Transcriptional disruptions in Down syndrome: a case study in the Ts1Cje mouse cerebellum during post‐natal development

• Published in: Journal of neurochemistry Vol. 97; no. s1; pp. 104 - 109
• Main Authors: Potier, M.‐C., Rivals, I., Mercier, G., Ettwiller, L., Moldrich, R. X., Laffaire, J., Personnaz, L., Rossier, J., Dauphinot, L.

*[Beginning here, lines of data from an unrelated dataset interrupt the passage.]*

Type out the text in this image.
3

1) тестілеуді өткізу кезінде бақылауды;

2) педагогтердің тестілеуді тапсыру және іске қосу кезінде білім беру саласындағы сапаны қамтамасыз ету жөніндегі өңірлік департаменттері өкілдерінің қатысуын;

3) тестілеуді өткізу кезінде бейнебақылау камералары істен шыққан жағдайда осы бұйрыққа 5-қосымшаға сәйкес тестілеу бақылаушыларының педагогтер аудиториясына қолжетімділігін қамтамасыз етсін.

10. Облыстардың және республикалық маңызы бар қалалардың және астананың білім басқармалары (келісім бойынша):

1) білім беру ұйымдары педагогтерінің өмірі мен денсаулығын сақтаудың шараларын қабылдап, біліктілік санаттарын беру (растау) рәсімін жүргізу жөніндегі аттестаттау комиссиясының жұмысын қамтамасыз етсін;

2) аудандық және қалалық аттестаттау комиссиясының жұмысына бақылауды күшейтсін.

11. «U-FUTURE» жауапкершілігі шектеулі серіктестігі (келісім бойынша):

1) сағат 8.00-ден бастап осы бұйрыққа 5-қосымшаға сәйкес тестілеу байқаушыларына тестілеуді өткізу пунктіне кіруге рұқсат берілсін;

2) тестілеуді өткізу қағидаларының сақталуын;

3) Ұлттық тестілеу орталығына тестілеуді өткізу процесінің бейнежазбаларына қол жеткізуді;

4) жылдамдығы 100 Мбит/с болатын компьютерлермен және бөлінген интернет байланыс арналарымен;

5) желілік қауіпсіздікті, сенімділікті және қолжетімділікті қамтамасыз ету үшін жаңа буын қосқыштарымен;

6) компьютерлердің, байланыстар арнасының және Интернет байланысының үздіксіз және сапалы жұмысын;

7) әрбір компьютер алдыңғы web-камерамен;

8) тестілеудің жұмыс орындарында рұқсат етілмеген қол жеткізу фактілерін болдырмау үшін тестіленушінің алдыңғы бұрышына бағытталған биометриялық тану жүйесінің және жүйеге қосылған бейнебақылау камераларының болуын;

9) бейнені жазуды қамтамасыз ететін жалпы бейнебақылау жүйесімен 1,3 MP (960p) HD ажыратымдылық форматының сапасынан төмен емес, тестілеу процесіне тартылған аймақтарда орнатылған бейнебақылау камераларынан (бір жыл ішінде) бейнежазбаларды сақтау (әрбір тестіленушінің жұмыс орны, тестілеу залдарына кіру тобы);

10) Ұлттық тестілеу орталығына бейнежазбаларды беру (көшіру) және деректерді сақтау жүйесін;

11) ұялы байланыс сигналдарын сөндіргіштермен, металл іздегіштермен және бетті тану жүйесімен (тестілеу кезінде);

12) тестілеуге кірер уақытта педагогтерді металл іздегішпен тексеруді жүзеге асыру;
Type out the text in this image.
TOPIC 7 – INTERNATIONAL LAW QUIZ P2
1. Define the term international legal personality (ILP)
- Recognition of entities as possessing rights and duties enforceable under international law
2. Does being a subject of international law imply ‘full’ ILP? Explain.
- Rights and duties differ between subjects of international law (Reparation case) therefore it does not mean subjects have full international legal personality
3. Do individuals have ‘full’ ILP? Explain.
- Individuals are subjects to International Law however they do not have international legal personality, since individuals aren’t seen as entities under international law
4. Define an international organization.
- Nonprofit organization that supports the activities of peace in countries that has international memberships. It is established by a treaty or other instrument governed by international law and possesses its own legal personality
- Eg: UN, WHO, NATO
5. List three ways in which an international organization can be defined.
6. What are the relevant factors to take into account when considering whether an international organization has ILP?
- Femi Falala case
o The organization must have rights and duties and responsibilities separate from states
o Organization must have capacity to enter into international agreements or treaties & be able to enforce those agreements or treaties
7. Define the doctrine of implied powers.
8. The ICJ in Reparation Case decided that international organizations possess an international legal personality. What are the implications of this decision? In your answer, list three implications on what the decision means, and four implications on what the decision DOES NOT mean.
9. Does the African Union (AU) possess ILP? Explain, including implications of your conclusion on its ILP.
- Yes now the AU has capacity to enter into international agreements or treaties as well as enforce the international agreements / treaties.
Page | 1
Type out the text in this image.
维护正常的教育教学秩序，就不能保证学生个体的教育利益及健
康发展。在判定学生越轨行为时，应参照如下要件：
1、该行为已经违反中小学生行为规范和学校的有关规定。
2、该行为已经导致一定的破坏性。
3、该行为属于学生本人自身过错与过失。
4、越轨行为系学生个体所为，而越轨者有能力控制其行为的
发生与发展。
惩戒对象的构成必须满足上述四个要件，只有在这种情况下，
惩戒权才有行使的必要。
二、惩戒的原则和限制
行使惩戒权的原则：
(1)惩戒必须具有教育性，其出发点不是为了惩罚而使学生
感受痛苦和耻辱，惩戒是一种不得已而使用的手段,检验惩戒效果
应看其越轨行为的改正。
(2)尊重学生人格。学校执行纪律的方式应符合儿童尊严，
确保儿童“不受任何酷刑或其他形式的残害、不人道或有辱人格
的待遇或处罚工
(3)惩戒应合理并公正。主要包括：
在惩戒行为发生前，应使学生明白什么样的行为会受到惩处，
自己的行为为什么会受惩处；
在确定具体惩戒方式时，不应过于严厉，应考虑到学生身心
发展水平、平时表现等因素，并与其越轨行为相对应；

• Format: Journal Article Conference Proceeding
• Language: English
• Published: Oxford, UK Blackwell Publishing Ltd 01.04.2006; Blackwell
• Subjects: Animals; Biological and medical sciences; cerebellum; Cerebellum - growth & development; Cerebellum - metabolism; Chromosome aberrations; development; Development. Senescence. Regeneration. Transplantation; Disease Models, Animal; Down syndrome; Down Syndrome - genetics; Fundamental and applied biological sciences. Psychology; Gene Expression; Gene Expression Regulation, Developmental; Growth - genetics; Medical genetics; Medical sciences; Mice; Mice, Mutant Strains; microarray; Oligonucleotide Array Sequence Analysis; Transcription, Genetic; transcriptome; Trisomy; Vertebrates: nervous system and sense organs; Chromosomal aberration; Cerebellum; Animal model; Trisomy; transcriptome; Rodentia; Central nervous system; Aneuploidy; Down syndrome; Gene expression; Encephalon; Vertebrata; Phenotype; microarray; Mammalia; Gene; Mouse; Animal; Development; Disruption
• ISSN: 0022-3042; 1471-4159
• DOI: 10.1111/j.1471-4159.2005.03624.x

To understand the aetiology and the phenotypic severity of Down syndrome, we searched for transcriptional signatures in a substructure of the brain (cerebellum) during post‐natal development in a segmental trisomy 16 model, the Ts1Cje mouse. The goal of this study was to investigate the effects of trisomy on changes in gene expression across development time. The primary gene‐dosage effect on triplicated genes (∼1.5) was observed at birth [post‐natal day 0 (P0)], at P15 and P30. About 5% of the non‐triplicated genes were significantly differentially expressed between trisomic and control cerebellum, while 25% of the transcriptome was modified during post‐natal development of the cerebellum. Indeed, only 165, 171 and 115 genes were dysregulated in trisomic cerebellum at P0, P15 and P30, respectively. Surprisingly, there were only three genes dysregulated in development and in trisomic animals in a similar or opposite direction. These three genes (Dscr1, Son and Hmg14) were, quite unexpectedly, triplicated in the Ts1Cje model and should be candidate genes for understanding the aetiology of the phenotype observed in the cerebellum.